Researchers retrospectively assessed the occurrence of recurrent UTI (rUTI) using patient interviews and also investigated the expression of genes encoding PSA and whey-acid motif 4-disulphide core (WFDC) proteins WFDC2 and SLPI in prostate cell lines. The exact role of WFDC proteins remains unclear, though roles in innate immunity have been identified.

25 men were included in the final analysis, nine of whom had rUTI. Interestingly, men who had rUTI had a median serum PSA level of 2.4 ng/ml at their initial episode, compared with 6.3 ng/ml in those who had only a single UTI.

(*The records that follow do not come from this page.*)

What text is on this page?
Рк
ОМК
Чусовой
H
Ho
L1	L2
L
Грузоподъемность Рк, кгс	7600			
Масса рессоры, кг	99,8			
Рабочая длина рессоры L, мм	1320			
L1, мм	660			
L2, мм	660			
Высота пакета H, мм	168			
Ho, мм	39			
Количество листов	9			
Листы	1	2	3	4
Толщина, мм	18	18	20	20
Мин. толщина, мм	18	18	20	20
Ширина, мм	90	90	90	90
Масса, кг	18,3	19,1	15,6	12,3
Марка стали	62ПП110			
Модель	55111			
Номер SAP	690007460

The team then assessed whether bacterial challenge of LNCaP cells affected the expression of PSA, SLPI and WFDC2. Indeed, E. coli challenge increased the expression of all three genes, with PSA concentrations increasing within just 1 h of infection. Similar results were also observed during E. coli challenge of primary prostatic epithelial monolayers. Using the PSA-negative DU145 cell line, the team showed a potential protective role of PSA—the invasion frequency of E. coli into DU145 monolayers was significantly higher than that of LNCaP cells. Furthermore, co-incubation of SLPI with PSA resulted in SLPI cleavage, which releases antimicrobial moieties and resulted in enhanced E. coli killing.

“The phenomenon of raised PSA during male UTI has long been recognised but until now only as a confounder to prostate cancer diagnosis,” corresponding author Judith Hall told Nature Reviews Urology. “The linkage of the in vitro findings with our clinical data suggesting that men with raised PSA during UTI were less likely to suffer rUTI suggests that there is indeed a protective benefit from this previously disregarded phenomenon.”